You should consider whether you understand how CFDs work and whether you can afford to take the high risk of losing your money.

The impact of a mildly dovish speech from Fed chair Powell at Jackson Hole

Markets have largely spent the past week in consolidation as traders have looked to keep their powder dry ahead of Fed chair Jerome Powell’s speech at the Jackson Hole Economic Symposium. The minutes of the FOMC meeting for July focused on the term “mid-cycle adjustment” which disappointed the doves. It suggested that Powell’s use of the term “mid-cycle adjustment” in last months press conference was a calculated move. But given that President Trump recently cranked up the trade dispute with further tariffs on China and with the global economic slowdown taking hold (especially in manufacturing) Powell seems to have paid due care with this in mind. We look at the implications of what Powell has said and the market impact.

Key takeaways from Powell’s speech

Powell’s speech seems to have been all rather boring in honest. There has been little real sign of intent. Perhaps given the array of speeches by various Fed members in recent days, Powell sits between a rock and a hard place. It is a speech which seems to have changed little, and is as much about what he did not say as what he did.

  • The Fed will “react as appropriate to sustain the expansion” (this is fairly standard in rhetoric)
  • The US economy has remained favourable, but the global outlook has deteriorated since the middle of the year.
  • Trade policy uncertainty has played a role in the global slowdown, weak manufacturing and capital spending.

There was also a part of the speech dedicated to the global risks and the need for the Fed to react.

However it was also interesting in what he also did NOT say:

  • The key point is that there was no mention of the term “mid-cycle adjustment” (lean dovish)
  • However, there was also no discussion of the yield curve inversion (not as dovish as could have been)

 

What does it mean for monetary policy?

Before today’s speech, FOMC members Esther George and Patrick Harker made comments to show their opposition to further rate cuts at this stage. Certainly this helped to pull yields higher but also flatten the yield curve, but even before Powell’s speech we got a sense of what a bind the Fed is now in. Fed speakers giving contrasting signals all over the place. This time it was James Bullard (who is admittedly very dovish) suggesting a “robust debate” regarding a -50 basis point cut. Bullard also referred to the 1998 insurances cuts where there were three 25 basis point cuts which would be a good model. Treasury yields subsequently dropped sharply.

Fed Funds Futures have been gradually pricing out the prospect of a -50bps rate cut in September. However, a -25bps cut for September still is still largely priced in. This has not changed,overly but has swung back in favour of further rate cuts.
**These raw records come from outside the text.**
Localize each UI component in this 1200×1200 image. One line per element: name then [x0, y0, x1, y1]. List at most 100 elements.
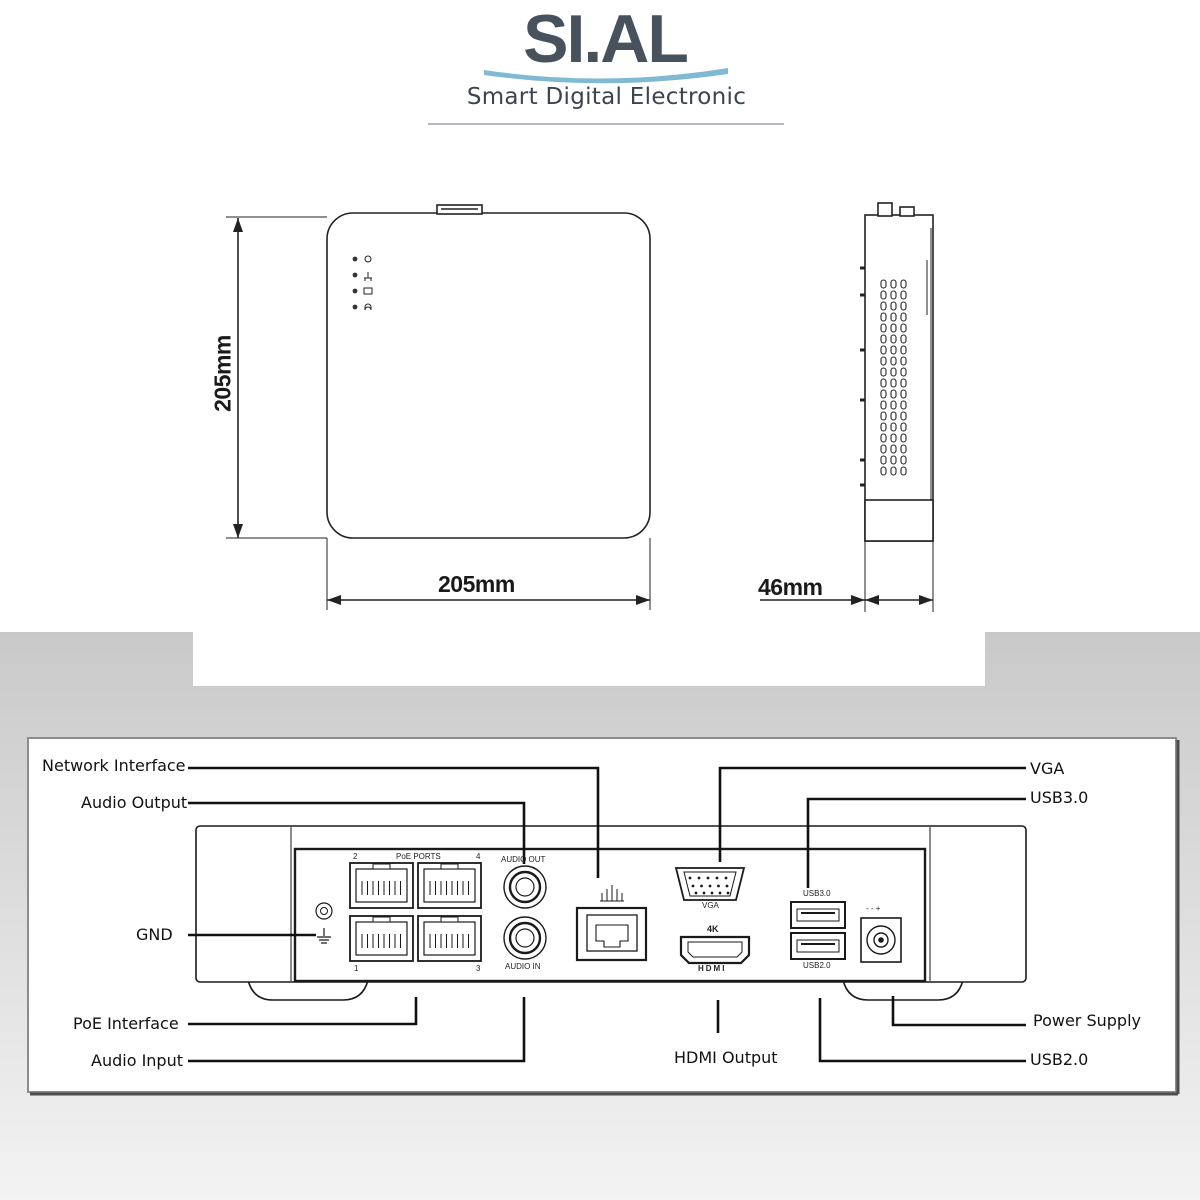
side-view-body: [864, 214, 934, 542]
cloud-icon: [364, 303, 372, 311]
side-vent-slots: [880, 279, 907, 476]
vent-slot: [890, 466, 897, 476]
foot-right: [841, 979, 965, 1001]
foot-left: [246, 979, 370, 1001]
leader-audio-out: [188, 801, 526, 864]
vent-slot: [880, 444, 887, 454]
vent-slot: [900, 411, 907, 421]
width-dimension-label: 205mm: [438, 571, 515, 597]
hdmi-port: [679, 935, 751, 965]
network-symbol-icon: [600, 885, 624, 902]
vent-slot: [890, 455, 897, 465]
network-port: [575, 885, 648, 962]
poe-number-4: 4: [476, 852, 481, 861]
vent-slot: [890, 389, 897, 399]
callout-gnd: GND: [136, 925, 173, 944]
top-view-body: [326, 212, 651, 539]
callout-audio-input: Audio Input: [91, 1051, 183, 1070]
leader-power: [891, 996, 1026, 1027]
brand-tagline: Smart Digital Electronic: [466, 84, 747, 110]
vent-slot: [880, 411, 887, 421]
logo-swoosh: [484, 68, 728, 84]
callout-leaders: [188, 766, 1026, 1063]
vent-slot: [890, 400, 897, 410]
usb30-port-label: USB3.0: [803, 889, 831, 898]
vent-slot: [880, 378, 887, 388]
vent-slot: [890, 411, 897, 421]
vent-slot: [900, 356, 907, 366]
vent-slot: [880, 345, 887, 355]
white-tab: [193, 632, 985, 686]
vent-slot: [890, 367, 897, 377]
poe-port: [349, 915, 414, 962]
depth-dimension-label: 46mm: [758, 574, 823, 600]
vent-slot: [890, 290, 897, 300]
dc-power-jack: [860, 917, 902, 963]
vent-slot: [900, 312, 907, 322]
hdmi-4k-label: 4K: [707, 924, 719, 934]
vent-slot: [900, 279, 907, 289]
vent-slot: [880, 455, 887, 465]
audio-out-label: AUDIO OUT: [501, 855, 546, 864]
vent-slot: [900, 389, 907, 399]
ground-icon: [317, 928, 331, 944]
tagline-divider: [428, 123, 784, 125]
vent-slot: [890, 334, 897, 344]
vga-port-label: VGA: [702, 901, 719, 910]
hdmi-logo-label: HDMI: [698, 964, 727, 973]
leader-usb20: [818, 998, 1026, 1063]
leader-vga: [718, 766, 1026, 862]
callout-network-interface: Network Interface: [42, 756, 186, 775]
brand-header: SI.AL Smart Digital Electronic: [0, 0, 1200, 140]
leader-network: [188, 766, 600, 878]
vent-slot: [890, 444, 897, 454]
vent-slot: [880, 400, 887, 410]
front-indicators: [352, 255, 373, 311]
vent-slot: [880, 433, 887, 443]
vent-slot: [890, 422, 897, 432]
dc-polarity-label: - - +: [866, 904, 881, 913]
poe-port: [349, 862, 414, 909]
vent-slot: [890, 378, 897, 388]
vent-slot: [890, 323, 897, 333]
callout-usb30: USB3.0: [1030, 788, 1089, 807]
dimension-drawing: [226, 202, 934, 612]
callout-poe-interface: PoE Interface: [73, 1014, 179, 1033]
vent-slot: [900, 444, 907, 454]
vga-port: [674, 867, 746, 901]
vent-slot: [900, 290, 907, 300]
vent-slot: [890, 312, 897, 322]
vent-slot: [880, 312, 887, 322]
vent-slot: [890, 433, 897, 443]
vent-slot: [890, 345, 897, 355]
usb20-port: [790, 932, 846, 960]
vent-slot: [900, 378, 907, 388]
poe-number-2: 2: [353, 852, 358, 861]
poe-number-3: 3: [476, 964, 481, 973]
sial-logo: SI.AL: [484, 4, 728, 84]
vent-slot: [900, 455, 907, 465]
vent-slot: [880, 334, 887, 344]
leader-audio-in: [188, 997, 526, 1063]
poe-number-1: 1: [354, 964, 359, 973]
vent-slot: [900, 345, 907, 355]
callout-usb20: USB2.0: [1030, 1050, 1089, 1069]
vent-slot: [900, 466, 907, 476]
vent-slot: [880, 466, 887, 476]
vent-slot: [880, 389, 887, 399]
leader-usb30: [806, 797, 1026, 888]
callout-hdmi-output: HDMI Output: [674, 1048, 778, 1067]
vent-slot: [900, 301, 907, 311]
vent-slot: [900, 400, 907, 410]
audio-in-label: AUDIO IN: [505, 962, 541, 971]
audio-in-jack: [503, 916, 547, 960]
callout-audio-output: Audio Output: [81, 793, 188, 812]
hdd-icon: [363, 287, 373, 295]
vent-slot: [880, 356, 887, 366]
vent-slot: [900, 334, 907, 344]
leader-poe: [188, 997, 418, 1026]
audio-out-jack: [503, 865, 547, 909]
poe-ports-block: [349, 862, 482, 962]
vent-slot: [880, 279, 887, 289]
Prior to the speech Fed Funds futures were saying 95% probability of a September cut with a 5% chance of no move. This has now swung to pricing for a guaranteed -25bps cut but also a 5% chance of a -50bps cut.

The markets are taking this speech as a mild dovish lean, especially given that Powell focused on the risks of the global slowdown impacting on the US economy. If Powell wanted to guide the market away from the current pricing of two further cuts by the end of the year, then he passed up the opportunity. More rate cuts appear to be on the way.

 

How have markets responded?

US Treasury yields have fallen back by a couple of basis points on the dovish lean (with little change to the yield curve shape). In forex, the dollar has slipped back slightly. However, the big mover though is gold. Mild dollar weakness but coupled with big focus on the concerns of the global risks has hit sentiment and proved bullish for gold. Equities have been supported by the mild dovish lean.

  • US 2 year Treasury yield – around 2 basis points lower
  • US 10 year Treasury yield – around 2 basis points lower

  • EUR/USD – has picked up around 10 pips, but is still under the $1.1100 resistance
  • GBPUSD – has heled above $1.2200 breakout support and is looking to test for a close above $1.2250 which would be a bullish move.
  • USD/JPY – Once more the 106.75 resistance holds.
  • Gold – the market picked up around $8 from Bullard’s speech and then since Powell another $10 higher. This has pulled it back above the near term pivot at $1510 in the range $1481/$1534 and suggests that a close above renews a bullish bias again.
  • S&P 500 – around 5 ticks higher. There is no real change to the mini range 2900/2940 but increases the potential for an upside break which would be a key near to medium term move.